Agenda atual coleciona desafios e oportunidades ímpares, demandando o protagonismo de líderes estratégicos na tarefa de construção de uma nova era histórica.

Oportunidades e desafios de alta intensidade constituem tempos que ensejam a ação de lideranças estrategistas. Aprendi essa máxima no dia a dia de trabalho, seja nos oito mandatos eletivos que exerci, seja na iniciativa privada. São encruzilhadas temporais que demandam performances de indivíduos que consigam perceber com nitidez a realidade e suas contingências e que, a partir daí, sejam capazes de vislumbrar um horizonte comum, cujo alcance se viabilize pelo desenho de um mapa de caminhada. E tanto o destino que se projeta quanto o caminho a percorrer precisam ser objetos de comunicação e mobilização constantes, além de se ajustarem às intercorrências do percurso sem que se perca o rumo.

Ou seja, liderança e estratégia são irmãs siamesas. Não há estratégia eficaz nem liderança de verdade sem que as habilidades a elas ligadas se encontrem na forja do espírito daqueles que se propõem a liderar. Um líder só lidera efetivamente se conseguir formular travessias conjugando visão acurada sobre o hoje, o ontem e o que pode ser, considerando a gramática de valores, anseios e potencialidades de um povo, informando, motivando e norteando os movimentos, sem cessar. Outro desafio do líder é formar um time que dialogue e se complemente em seus talentos e vocações. E, nesse particular, não há inteligência artificial que possa substituir o mix de razão, criatividade e sensibilidade que configura a dignidade humana e sustenta a nossa distinção para escrever a História.

Falando em tempos propícios à ação de líderes estrategistas, estamos num desses momentos. O mundo e o Brasil de hoje se encaixam naquelas ocasiões de intensa pressão que requerem personagens que sejam capazes de amalgamar sonhos, possibilidades e projetos, energizando os deslocamentos rumo à transformação. Não por acaso, está à disposição de leitores em todo o planeta o seminal livro Liderança – Seis estudos sobre estratégia, de Henry Kissinger, narrando a trajetória de seis personagens de destaque no século 20.

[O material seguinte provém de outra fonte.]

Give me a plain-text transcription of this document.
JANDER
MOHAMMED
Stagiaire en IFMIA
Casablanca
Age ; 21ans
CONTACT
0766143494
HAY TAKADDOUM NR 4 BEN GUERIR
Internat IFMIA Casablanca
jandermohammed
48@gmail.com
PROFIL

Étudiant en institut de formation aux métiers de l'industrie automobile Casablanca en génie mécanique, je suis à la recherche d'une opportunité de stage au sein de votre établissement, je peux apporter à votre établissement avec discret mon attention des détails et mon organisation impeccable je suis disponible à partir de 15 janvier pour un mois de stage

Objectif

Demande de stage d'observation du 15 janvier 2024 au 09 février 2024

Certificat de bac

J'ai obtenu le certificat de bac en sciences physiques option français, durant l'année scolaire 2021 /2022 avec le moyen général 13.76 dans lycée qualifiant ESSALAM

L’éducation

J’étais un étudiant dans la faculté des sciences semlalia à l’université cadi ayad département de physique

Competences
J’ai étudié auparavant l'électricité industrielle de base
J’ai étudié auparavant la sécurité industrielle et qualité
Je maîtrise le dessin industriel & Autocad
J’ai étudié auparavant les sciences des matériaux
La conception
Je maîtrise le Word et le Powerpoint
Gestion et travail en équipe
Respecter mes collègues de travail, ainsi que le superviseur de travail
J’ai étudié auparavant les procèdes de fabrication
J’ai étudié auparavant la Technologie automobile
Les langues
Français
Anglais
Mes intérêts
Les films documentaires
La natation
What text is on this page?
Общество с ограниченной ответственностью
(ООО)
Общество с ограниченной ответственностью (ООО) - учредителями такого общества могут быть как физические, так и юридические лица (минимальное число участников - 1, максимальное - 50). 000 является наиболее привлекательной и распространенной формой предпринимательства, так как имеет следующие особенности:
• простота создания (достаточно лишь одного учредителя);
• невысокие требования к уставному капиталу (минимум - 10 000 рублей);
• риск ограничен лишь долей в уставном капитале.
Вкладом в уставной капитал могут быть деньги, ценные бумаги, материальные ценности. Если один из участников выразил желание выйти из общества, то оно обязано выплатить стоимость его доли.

Preparando o terreno para contar histórias que algumas ajudou a escrever como agente político, Kissinger dá uma verdadeira aula sobre a liderança, destacando “coragem e caráter” como “atributos vitais” de um líder, assim como seu papel de “educador” e também de aprendiz. Não se trata de um livro sobre o passado, mas sobre o que nos foi legado como patrimônio consistente acerca do papel de lideranças estratégicas no processo de evolução civilizacional. Dadas as marcas desafiantes e sísmicas da atualidade, é, pois, leitura mais que atual – obrigatória.

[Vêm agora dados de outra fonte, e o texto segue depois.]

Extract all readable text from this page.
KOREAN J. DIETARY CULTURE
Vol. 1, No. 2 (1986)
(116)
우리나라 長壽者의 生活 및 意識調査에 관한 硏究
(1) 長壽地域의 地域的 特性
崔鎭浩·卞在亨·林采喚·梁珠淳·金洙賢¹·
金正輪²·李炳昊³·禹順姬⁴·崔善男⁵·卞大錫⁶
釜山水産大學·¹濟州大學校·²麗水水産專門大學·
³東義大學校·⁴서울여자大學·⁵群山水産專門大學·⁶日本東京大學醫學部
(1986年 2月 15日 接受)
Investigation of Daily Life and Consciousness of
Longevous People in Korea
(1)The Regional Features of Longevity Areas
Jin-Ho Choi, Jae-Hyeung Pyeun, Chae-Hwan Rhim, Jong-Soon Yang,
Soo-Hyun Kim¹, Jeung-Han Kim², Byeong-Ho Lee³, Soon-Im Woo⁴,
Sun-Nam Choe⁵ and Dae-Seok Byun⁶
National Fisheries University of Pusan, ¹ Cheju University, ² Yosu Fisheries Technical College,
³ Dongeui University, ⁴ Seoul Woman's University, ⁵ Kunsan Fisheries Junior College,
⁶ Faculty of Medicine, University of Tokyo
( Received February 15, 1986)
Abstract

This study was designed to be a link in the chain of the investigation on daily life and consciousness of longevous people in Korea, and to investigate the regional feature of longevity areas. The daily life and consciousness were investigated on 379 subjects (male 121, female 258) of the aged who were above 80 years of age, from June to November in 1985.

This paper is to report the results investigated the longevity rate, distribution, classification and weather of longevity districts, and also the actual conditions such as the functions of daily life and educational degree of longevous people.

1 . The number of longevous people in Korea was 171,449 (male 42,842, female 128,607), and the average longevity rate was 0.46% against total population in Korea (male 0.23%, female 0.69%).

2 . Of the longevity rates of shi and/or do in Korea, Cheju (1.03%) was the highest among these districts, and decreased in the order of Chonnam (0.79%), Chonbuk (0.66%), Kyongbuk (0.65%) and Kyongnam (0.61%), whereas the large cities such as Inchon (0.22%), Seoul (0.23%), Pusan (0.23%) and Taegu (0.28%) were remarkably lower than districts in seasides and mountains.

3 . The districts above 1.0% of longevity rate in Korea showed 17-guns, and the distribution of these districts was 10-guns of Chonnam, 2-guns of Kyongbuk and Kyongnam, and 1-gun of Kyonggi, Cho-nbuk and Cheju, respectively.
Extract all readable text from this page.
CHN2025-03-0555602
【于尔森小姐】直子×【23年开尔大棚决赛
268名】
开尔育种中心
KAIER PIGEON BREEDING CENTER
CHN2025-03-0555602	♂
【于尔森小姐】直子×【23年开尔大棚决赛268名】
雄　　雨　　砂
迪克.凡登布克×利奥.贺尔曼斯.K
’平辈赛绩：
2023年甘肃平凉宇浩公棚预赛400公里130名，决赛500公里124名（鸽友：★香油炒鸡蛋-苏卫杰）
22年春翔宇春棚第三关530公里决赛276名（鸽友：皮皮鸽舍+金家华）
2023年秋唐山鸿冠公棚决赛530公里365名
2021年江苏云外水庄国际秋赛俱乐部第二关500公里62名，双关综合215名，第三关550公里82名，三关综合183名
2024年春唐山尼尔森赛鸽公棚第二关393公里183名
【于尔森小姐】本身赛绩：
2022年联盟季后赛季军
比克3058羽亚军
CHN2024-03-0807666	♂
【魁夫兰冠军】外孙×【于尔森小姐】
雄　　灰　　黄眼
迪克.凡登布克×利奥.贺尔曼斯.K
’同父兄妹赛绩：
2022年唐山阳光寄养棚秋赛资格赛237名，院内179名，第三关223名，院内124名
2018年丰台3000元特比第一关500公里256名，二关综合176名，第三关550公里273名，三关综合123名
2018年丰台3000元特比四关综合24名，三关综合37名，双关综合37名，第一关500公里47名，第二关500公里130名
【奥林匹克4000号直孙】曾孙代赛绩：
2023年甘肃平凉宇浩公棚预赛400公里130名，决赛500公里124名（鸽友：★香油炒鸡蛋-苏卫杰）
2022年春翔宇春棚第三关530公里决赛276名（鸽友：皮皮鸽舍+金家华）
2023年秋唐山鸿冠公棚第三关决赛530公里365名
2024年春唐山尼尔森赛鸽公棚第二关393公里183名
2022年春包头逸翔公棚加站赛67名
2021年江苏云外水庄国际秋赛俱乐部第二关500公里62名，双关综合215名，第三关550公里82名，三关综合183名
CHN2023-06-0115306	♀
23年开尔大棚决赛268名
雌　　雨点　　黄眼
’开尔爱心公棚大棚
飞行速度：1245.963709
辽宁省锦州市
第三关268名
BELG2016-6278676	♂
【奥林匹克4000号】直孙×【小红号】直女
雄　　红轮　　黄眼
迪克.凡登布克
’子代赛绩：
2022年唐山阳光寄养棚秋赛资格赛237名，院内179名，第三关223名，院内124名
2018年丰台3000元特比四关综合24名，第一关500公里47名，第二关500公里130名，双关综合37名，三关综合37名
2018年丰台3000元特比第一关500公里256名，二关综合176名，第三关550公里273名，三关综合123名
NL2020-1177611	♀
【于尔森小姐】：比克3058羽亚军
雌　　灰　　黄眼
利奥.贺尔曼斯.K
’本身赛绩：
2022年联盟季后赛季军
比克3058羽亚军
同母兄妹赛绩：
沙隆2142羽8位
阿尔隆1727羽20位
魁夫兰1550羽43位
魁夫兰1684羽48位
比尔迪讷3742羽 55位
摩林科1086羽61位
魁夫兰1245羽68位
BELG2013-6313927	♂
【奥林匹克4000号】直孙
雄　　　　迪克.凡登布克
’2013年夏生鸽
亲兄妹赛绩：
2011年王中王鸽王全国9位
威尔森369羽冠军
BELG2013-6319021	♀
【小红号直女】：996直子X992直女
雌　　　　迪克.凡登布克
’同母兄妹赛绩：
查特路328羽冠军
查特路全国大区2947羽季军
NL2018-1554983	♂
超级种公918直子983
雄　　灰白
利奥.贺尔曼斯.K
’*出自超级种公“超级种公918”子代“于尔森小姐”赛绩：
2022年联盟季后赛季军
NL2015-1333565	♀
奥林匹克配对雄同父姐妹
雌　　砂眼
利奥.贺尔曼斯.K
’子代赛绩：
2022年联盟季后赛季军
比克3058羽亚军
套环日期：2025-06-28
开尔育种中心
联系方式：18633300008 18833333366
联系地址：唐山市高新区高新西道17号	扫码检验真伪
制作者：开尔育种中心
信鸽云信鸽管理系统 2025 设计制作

O mundo está numa fronteira atípica. Convulsionado pela emergência climática que ameaça sua própria viabilidade. Acha-se emaranhado numa ambiguidade tecnológica que lhe concede reinventar processos produtivos e laços sociais, mas que também permite ressuscitar monstros do passado extremista. Isso além de somatizar os abalos nas movimentações do xadrez geopolítico, que muitos insistem em chamar “desglobalização”, mas que, em verdade, traduzem um reajuste de forças entre os protagonistas EUA e China, com tremores de eco planetário.

Parte dessa cena global, o Brasil acumula problemas históricos, como pobreza, baixa qualidade da educação básica e déficits na atenção à saúde, entre outros, além de precisar complementar o ciclo de reformas que desate as correntes que impedem o País de realizar seu potencial de desenvolvimento sustentável e prosperidade compartilhada. Além dos desafios, estamos diante de uma oportunidade inédita, o florescimento da economia verde como paradigma planetário de produção e consumo. Aqui, exigem-se lideranças que rompam com a trágica tradição nacional de desperdiçar oportunidades.

Potência agroambiental, o Brasil tem um regime de chuvas privilegiado, que possibilita até três safras agrícolas anuais, e ainda contamos com uma gigantesca área territorial que nos permite avançar na produção sem necessidade de derrubar florestas nativas. Também estamos à frente do mundo na produção de energia elétrica limpa, com cerca de 87% da geração provinda de fontes renováveis. Nossos biomas são extremamente ricos, com a maior floresta tropical do planeta, a maior biodiversidade, 12% da água doce do mundo e com possibilidade de extração de metais essenciais para a transição energética, como lítio, cobre e níquel.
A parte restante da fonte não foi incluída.